Eritrea continued to refuse to cooperate with international mechanisms, including the UN Special Rapporteur on the situation of human rights in Eritrea.

The ban imposed on independent media in 2001 remained in place.

Arbitrary detention and enforced disappearances

The government continued its 22-year-long policy of arbitrarily detaining and, in some cases, carrying out the enforced disappearance of journalists, real or perceived political dissidents and members of religious congregations (see below, Freedom of religion and belief) as a tool of repression. Detainees’ rights to judicial review and access to legal counsel were denied. The fate and whereabouts of 11 members of the G-15, a group of 15 senior politicians who spoke publicly against the president in 2001, remained unknown, along with that of 16 journalists accused of being linked to the G-15.

Freedom of religion and belief

The authorities discriminated against people on the basis of their faith, denying those belonging to unregistered religions the right to practice their beliefs. Hundreds of people remained in prolonged arbitrary detention and some were subjected to enforced disappearance for belonging to unrecognized religious groups.

The Eritrean Orthodox Tewahedo Church, Sunni Islam, the Catholic Church and the Evangelical Lutheran Church of Eritrea were the only registered religions, while the Baha’i faith was recognized de facto.

On 9 April, Pastor Tesfaye Seyoum, the founder and leader of Meserete Kirstos Church, died in Mai Serwa prison, where he had been held for 10 years for belonging to a banned religion. The authorities did not permit his family to bury him for 10 days, and then compelled them to do so in the capital, Asmara, not his home town.

Indigenous Peoples’ rights

The Afar Indigenous People continued to experience multiple government attempts to interfere with their customary way of life, including by banning them from fishing, their primary livelihood. According to the Special Rapporteur on the situation of human rights in Eritrea, they were “subjected to discrimination, harassment, arbitrary arrests, disappearance, violence and widespread persecution”; and as of May, at least 57,000 of them were registered as refugees in Ethiopia, having fled their homes.

Forced labour

The use of mandatory indefinite national military service persisted, as well as the forced labour attached to it, sometimes amounting to slavery.

In his report to the UN Human Rights Council in June/July, the Special Rapporteur on the situation of human rights in Eritrea said he had received information about “heavy round-ups” of conscripts in August 2022. Up to November 2022, the army used “coercive practices to force individuals to participate in military action in Ethiopia”, and families were forced to hand over their relatives, including children.

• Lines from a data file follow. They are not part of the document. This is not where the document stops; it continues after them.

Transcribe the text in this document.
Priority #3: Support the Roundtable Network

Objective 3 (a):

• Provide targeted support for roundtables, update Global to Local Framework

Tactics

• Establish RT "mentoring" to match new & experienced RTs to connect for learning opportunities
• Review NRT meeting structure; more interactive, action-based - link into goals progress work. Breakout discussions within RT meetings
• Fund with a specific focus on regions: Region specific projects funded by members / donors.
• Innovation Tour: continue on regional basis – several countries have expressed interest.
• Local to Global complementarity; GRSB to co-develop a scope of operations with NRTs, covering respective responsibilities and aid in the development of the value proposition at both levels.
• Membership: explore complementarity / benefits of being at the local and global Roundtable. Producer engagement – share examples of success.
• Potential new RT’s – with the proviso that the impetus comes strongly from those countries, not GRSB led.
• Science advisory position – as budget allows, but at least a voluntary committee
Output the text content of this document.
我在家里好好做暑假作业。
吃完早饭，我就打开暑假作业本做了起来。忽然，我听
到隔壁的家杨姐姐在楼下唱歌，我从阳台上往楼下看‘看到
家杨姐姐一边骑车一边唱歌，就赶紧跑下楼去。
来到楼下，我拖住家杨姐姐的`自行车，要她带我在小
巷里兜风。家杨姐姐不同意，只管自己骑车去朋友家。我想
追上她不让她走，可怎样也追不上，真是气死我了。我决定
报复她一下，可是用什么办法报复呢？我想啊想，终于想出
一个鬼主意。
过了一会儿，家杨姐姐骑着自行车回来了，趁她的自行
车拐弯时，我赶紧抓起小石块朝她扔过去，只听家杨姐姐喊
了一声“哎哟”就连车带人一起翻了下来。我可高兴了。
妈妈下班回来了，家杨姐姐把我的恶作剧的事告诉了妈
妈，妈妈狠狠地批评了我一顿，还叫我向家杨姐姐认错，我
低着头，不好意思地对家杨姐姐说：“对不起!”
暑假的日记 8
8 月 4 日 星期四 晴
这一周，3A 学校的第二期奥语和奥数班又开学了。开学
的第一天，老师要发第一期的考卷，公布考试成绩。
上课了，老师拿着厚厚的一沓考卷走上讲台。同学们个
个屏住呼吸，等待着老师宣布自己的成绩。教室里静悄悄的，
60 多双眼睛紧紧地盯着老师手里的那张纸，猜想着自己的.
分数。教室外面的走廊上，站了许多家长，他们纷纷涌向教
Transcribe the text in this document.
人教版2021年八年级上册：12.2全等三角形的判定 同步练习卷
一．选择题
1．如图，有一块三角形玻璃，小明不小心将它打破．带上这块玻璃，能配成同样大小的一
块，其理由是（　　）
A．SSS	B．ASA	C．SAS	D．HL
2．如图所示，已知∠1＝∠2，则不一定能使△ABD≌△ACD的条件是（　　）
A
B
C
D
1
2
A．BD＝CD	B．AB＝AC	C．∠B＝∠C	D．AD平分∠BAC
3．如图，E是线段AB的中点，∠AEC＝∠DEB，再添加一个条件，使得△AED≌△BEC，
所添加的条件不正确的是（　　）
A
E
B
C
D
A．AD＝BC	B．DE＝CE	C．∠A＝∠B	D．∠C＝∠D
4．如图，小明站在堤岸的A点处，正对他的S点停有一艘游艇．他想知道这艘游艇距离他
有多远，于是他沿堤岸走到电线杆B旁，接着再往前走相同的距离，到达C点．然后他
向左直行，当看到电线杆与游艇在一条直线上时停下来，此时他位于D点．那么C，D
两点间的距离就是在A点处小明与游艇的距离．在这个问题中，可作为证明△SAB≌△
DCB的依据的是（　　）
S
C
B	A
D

Reports of torture and other ill-treatment and sexual violence continued in conscript camps. The Special Rapporteur reported that former women recruits of the Sawa military training camp said that camp officials carried out rape and other forms of gender-based violence against female conscripts.

Many young people were forced to spend their final secondary school year at the Sawa military training camp, making it difficult for them to complete their education.